Hantavirus pulmonary syndrome is an infectious disease characterized by flu-like symptoms that can progress rapidly to potentially life-threatening breathing problems.
Several types of hantaviruses can cause hantavirus pulmonary syndrome. They are carried by several types of rodents, particularly the deer mouse. You become infected primarily by breathing air infected with hantaviruses that are shed in rodent urine and droppings.
Because treatment options are limited, the best protection against hantavirus pulmonary syndrome is to avoid rodents and their habitats.
Hantavirus pulmonary syndrome advances through two distinct stages. In the first stage, you may experience flu-like signs and symptoms that may include:
Fever and chills
Headaches and muscle aches
Vomiting, diarrhea or abdominal pain
In its early stages, hantavirus infection is difficult to distinguish from influenza, pneumonia or other viral conditions. After four to 10 days, more-serious signs and symptoms begin. They typically include:
A cough that produces secretions
Shortness of breath
Fluid accumulating within the lungs
Low blood pressure
Reduced heart efficiency
When to see a doctor
The signs and symptoms of hantavirus pulmonary syndrome can worsen suddenly and may quickly become life-threatening. If you’ve been around rodents or rodent droppings and have signs and symptoms of fever, chills, muscle aches or any difficulties breathing, seek immediate medical attention.
Each type of hantavirus has a preferred rodent carrier. The deer mouse is the primary carrier of the virus responsible for most cases of hantavirus pulmonary syndrome in North America. Other hantavirus carriers include the white-tailed mouse, cotton rat and rice rat.
Inhalation: Main route of transmission
Hantaviruses are transmitted to people primarily through the aerosolization of viruses shed in infected rodents’ droppings, urine or saliva. Aerosolization occurs when a virus is kicked up into the air, making it easy for you to inhale.
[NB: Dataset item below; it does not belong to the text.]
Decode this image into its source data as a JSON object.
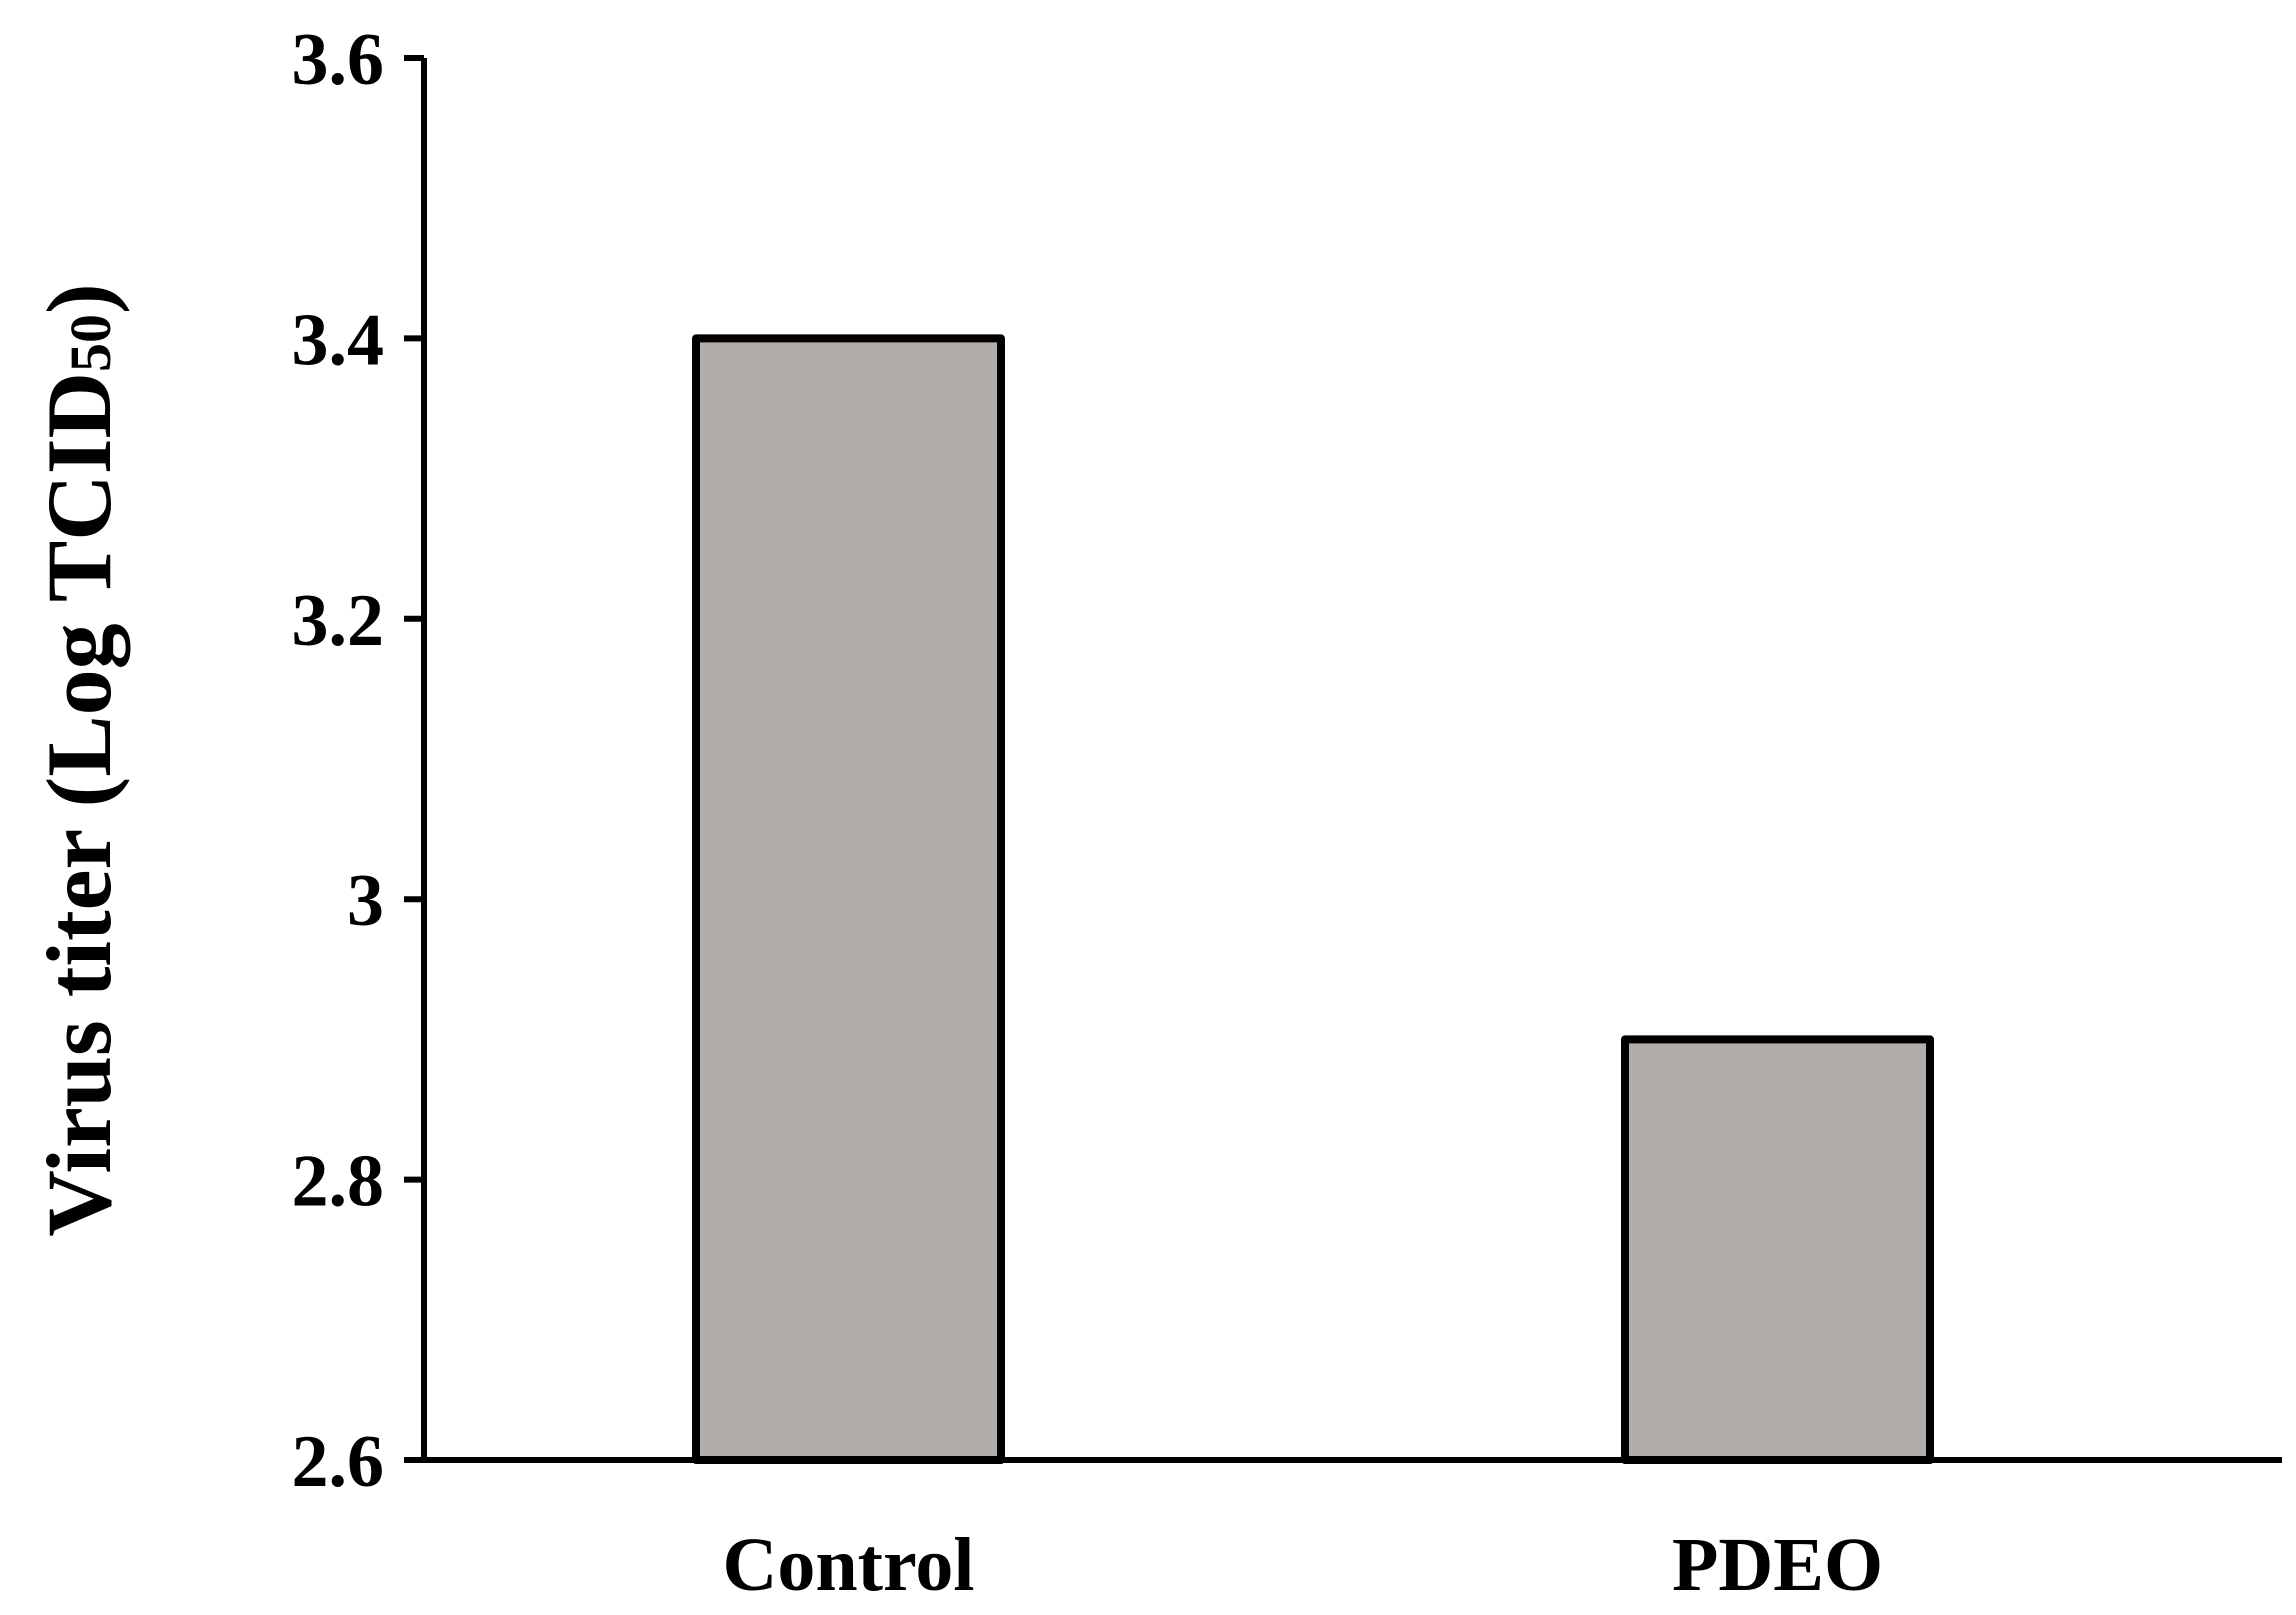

For example, a broom used to clean up mouse droppings in an attic may nudge into the air tiny particles of feces containing hantaviruses, which you can then easily inhale.
After you inhale hantaviruses, they reach your lungs and begin to invade tiny blood vessels called capillaries, eventually causing them to leak. Your lungs then flood with fluid, which can trigger any of the respiratory problems associated with hantavirus pulmonary syndrome.
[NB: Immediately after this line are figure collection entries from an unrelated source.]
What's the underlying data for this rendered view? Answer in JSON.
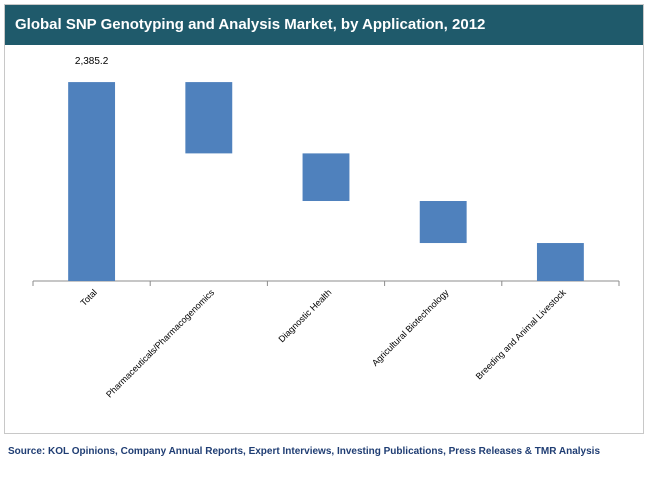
{
  "page": {
    "source": "Source: KOL Opinions, Company Annual Reports, Expert Interviews, Investing Publications, Press Releases & TMR Analysis"
  },
  "chart_data": {
    "type": "bar",
    "subtype": "waterfall",
    "title": "Global SNP Genotyping and Analysis Market, by Application, 2012",
    "xlabel": "",
    "ylabel": "",
    "ylim": [
      0,
      2650
    ],
    "grid": false,
    "legend": "none",
    "bar_color": "#4f81bd",
    "categories": [
      "Total",
      "Pharmaceuticals/Pharmacogenomics",
      "Diagnostic Health",
      "Agricultural Biotechnology",
      "Breeding and Animal Livestock"
    ],
    "values": [
      2385.2,
      855,
      571,
      504,
      455
    ],
    "data_labels": [
      "2,385.2",
      "",
      "",
      "",
      ""
    ]
  }
}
People who become infected with the North American strain of hantavirus pulmonary syndrome aren’t contagious to other people. However, certain outbreaks in South America have shown evidence of being transmitted from person to person, which illustrates variation across strains in different regions.
Hantavirus pulmonary syndrome is most common in rural areas of the western United States during the spring and summer months. Hantavirus pulmonary syndrome also occurs in South America and Canada. Other hantaviruses occur in Asia, where they cause kidney disorders rather than lung problems.
The chance of developing hantavirus pulmonary syndrome is greater for people who work, live or play in spaces where rodents live. Factors and activities that increase the risk include:
Opening and cleaning long unused buildings or sheds
Housecleaning, particularly in attics or other low-traffic areas
Having a home or workspace infested with rodents
Having a job that involves exposure to rodents, such as construction, utility work and pest control
Camping, hiking or hunting
Hantavirus pulmonary syndrome can quickly become life-threatening. As the lungs fill with fluid, breathing becomes more and more difficult. Blood pressure drops and organs begin to fail, particularly the heart. Depending on the hantavirus strain, the mortality rate for the North American variety of hantavirus pulmonary syndrome can be more than 30%.
Keeping rodents out of your home and workplace can help reduce your risk of hantavirus infection. Try these tips:
Block access. Mice can squeeze through holes as small as 1/4 inch (6 millimeters) wide. Seal holes with wire screening, metal flashing or cement.
Close the food buffet. Wash dishes promptly, clean counters and floors, and store your food — including pet food — in rodent-proof containers. Use tightfitting lids on garbage cans.
Reduce nesting material. Clear brush, grass and junk away from the building’s foundation.
Set traps. Spring-loaded traps should be set along baseboards. Exercise caution while using poison-bait traps, as the poison also can harm people and pets.
Safe cleanup procedures
Wet down dead rodents and areas where rodents have been with alcohol, household disinfectants or bleach. This kills the virus and helps prevent infected dust from being stirred up into the air. Once everything is wet, use a damp towel to pick up the contaminated material. Then mop or sponge the area with disinfectant.
Take special precautions, such as wearing a respirator, when cleaning buildings with heavy rodent infestations.